Tubificid worms prefer to live in fine sandy riverbed, which is conducive to their feeding and migration. Clogging is more likely to occur in a fine sandy riverbed than a cobblestone, gravel, or coarse sandy riverbed. The presence of tubificid worms will aggravate or alleviate the clogging of the fine sandy river bed, which is important to the health of the river ecosystem (enhanced or weakened water exchange may mean whether the polluted surface water can exchange with pore water, thereby being bioutilized and decomposited).

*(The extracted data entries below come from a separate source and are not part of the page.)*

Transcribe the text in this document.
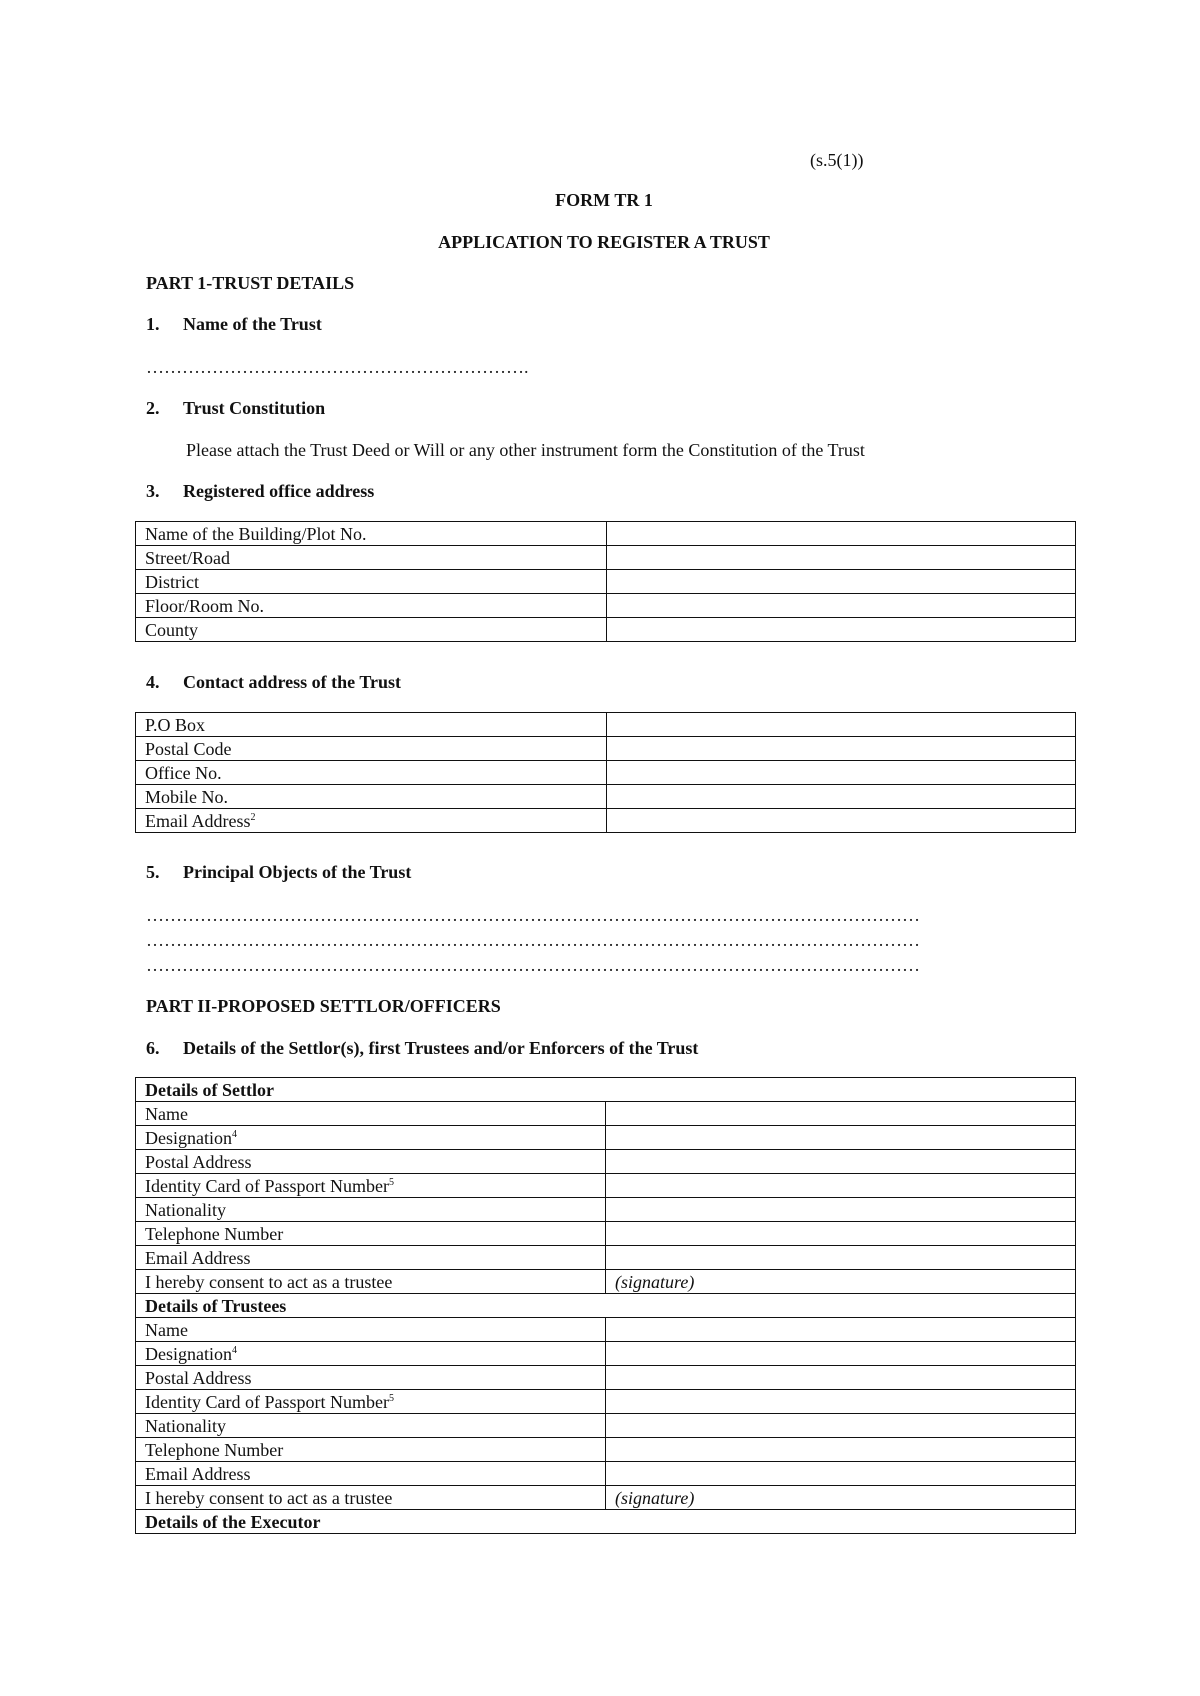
(s.5(1))
FORM TR 1
APPLICATION TO REGISTER A TRUST
PART 1-TRUST DETAILS
1. Name of the Trust
……………………………………………………….
2. Trust Constitution
Please attach the Trust Deed or Will or any other instrument form the Constitution of the Trust
3. Registered office address
Name of the Building/Plot No.	
Street/Road	
District	
Floor/Room No.	
County	
4. Contact address of the Trust
P.O Box	
Postal Code	
Office No.	
Mobile No.	
Email Address$^2$	
5. Principal Objects of the Trust
…………………………………………………………………………………………………………………
…………………………………………………………………………………………………………………
…………………………………………………………………………………………………………………
PART II-PROPOSED SETTLOR/OFFICERS
6. Details of the Settlor(s), first Trustees and/or Enforcers of the Trust
Details of Settlor	
Name	
Designation$^4$	
Postal Address	
Identity Card of Passport Number$^5$	
Nationality	
Telephone Number	
Email Address	
I hereby consent to act as a trustee	(signature)
Details of Trustees	
Name	
Designation$^4$	
Postal Address	
Identity Card of Passport Number$^5$	
Nationality	
Telephone Number	
Email Address	
I hereby consent to act as a trustee	(signature)
Details of the Executor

High-density worms are prone to appear in rivers with heavy pollution and eutrophication, hindering the exchange of water, worsening the already polluted river. With limited function of river self-purification, the biological utilization and decomposition of pollutants is conducive to river water purification. Controlling the discharge of river pollution has largely prevented the production of high-density worms, thereby preventing more severe effects. In areas with low pollution concentrations, the presence of a certain density of worms is beneficial to the water exchange, thereby reducing the concentration of river pollutants.

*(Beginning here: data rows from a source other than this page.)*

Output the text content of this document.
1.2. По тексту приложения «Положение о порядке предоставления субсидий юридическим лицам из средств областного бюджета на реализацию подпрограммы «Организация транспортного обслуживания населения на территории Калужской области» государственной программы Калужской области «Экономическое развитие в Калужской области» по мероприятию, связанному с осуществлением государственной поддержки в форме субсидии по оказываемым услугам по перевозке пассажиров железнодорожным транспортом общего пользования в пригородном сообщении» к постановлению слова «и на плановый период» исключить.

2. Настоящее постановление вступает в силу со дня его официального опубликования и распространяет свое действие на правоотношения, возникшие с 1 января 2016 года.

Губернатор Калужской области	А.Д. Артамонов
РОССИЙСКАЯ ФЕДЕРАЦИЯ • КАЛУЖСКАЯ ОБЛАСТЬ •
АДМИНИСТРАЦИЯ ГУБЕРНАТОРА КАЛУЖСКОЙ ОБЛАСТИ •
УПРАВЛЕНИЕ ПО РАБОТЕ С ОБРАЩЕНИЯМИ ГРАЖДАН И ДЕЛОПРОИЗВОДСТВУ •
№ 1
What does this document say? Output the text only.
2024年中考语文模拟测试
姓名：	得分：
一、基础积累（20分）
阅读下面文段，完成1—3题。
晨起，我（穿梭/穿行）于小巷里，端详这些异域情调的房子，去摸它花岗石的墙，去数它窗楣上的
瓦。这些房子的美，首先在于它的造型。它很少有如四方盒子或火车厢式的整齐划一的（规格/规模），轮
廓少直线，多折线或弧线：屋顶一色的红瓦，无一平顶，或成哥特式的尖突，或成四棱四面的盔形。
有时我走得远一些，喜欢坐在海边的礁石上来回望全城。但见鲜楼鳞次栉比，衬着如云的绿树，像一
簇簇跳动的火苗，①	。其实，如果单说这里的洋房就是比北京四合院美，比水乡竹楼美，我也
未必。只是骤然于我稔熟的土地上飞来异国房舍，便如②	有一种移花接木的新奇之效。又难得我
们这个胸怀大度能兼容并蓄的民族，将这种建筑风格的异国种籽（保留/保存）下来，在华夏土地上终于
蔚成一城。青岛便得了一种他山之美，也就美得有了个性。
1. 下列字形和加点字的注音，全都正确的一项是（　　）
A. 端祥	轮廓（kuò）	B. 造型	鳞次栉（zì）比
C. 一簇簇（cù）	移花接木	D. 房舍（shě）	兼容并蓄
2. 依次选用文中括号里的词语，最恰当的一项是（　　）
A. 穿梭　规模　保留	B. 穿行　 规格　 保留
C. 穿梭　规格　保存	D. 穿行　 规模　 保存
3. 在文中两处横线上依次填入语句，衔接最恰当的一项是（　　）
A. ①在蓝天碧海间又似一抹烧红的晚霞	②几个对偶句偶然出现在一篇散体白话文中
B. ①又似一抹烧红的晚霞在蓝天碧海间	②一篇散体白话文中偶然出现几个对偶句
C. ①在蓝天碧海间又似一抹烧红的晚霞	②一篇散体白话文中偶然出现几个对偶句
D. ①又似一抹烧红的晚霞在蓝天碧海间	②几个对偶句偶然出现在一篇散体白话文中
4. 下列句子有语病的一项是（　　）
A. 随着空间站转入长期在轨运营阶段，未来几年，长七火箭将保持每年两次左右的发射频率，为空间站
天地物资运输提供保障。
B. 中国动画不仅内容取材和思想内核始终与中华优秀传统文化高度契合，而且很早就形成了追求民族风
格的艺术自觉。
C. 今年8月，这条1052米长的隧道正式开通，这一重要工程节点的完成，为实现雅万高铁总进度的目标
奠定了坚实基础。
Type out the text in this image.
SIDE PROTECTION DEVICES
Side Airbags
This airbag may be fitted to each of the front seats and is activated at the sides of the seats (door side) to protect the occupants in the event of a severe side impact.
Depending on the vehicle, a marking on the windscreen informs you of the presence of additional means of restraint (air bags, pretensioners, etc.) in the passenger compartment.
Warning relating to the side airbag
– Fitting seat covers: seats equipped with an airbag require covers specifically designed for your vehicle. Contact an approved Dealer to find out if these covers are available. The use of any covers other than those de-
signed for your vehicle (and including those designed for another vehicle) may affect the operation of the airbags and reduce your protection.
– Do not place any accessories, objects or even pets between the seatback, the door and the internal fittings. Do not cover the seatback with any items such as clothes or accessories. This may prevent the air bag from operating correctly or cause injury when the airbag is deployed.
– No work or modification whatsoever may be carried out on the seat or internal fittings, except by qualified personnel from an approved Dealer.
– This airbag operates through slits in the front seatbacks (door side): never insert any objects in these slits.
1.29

However, the measurement of VWF in this study uses conservative solutes, which may be more suitable to reflect the exchange of non-reactive pollutants at the sediment–water interface, and is by no means a broad representative. The exchange and transformation of reactive solutes is definitely more complicated, involving biochemical reactions, and further experimental studies are needed. Moreover, each species has its own function, which can be studied more diversely in the future.
5. Conclusions
Our research shows that tubificid worms cause effects on the vertical water flux and penetration depth across the SWI and such effects have markable correlation with both density and duration of bioturbation. Within a certain period, when the tubificid density was less than or equal to 20 individual/10 cm2, bioturbation promoted the VWF at the SWI, however, once it exceeded or equaled to 25 individual/10 cm2, negative correlation presented between bioturbation and VWF. However, after reaching a certain time, between day 14 and day 21, the positive impact weakened or even became negative under all density conditions. Moreover, bioturbation of tubificid worms can increase the maximum penetration depth with increasing density. The above effects indicated a correlation between the tubificid density and the water exchange of the SWI. However, this experiment only obtained a short-term result. Additionally, combination of multi-species was not set in this experiment. Future studies should focus on multiple species with a longer experiment period, which would shed light on the more realistic bioturbation on a community level. The results are beneficial to understanding the importance of macroinvertebrate density in river ecosystems, while having certain reference significance to explaining the spatiotemporal heterogeneity of local water exchange.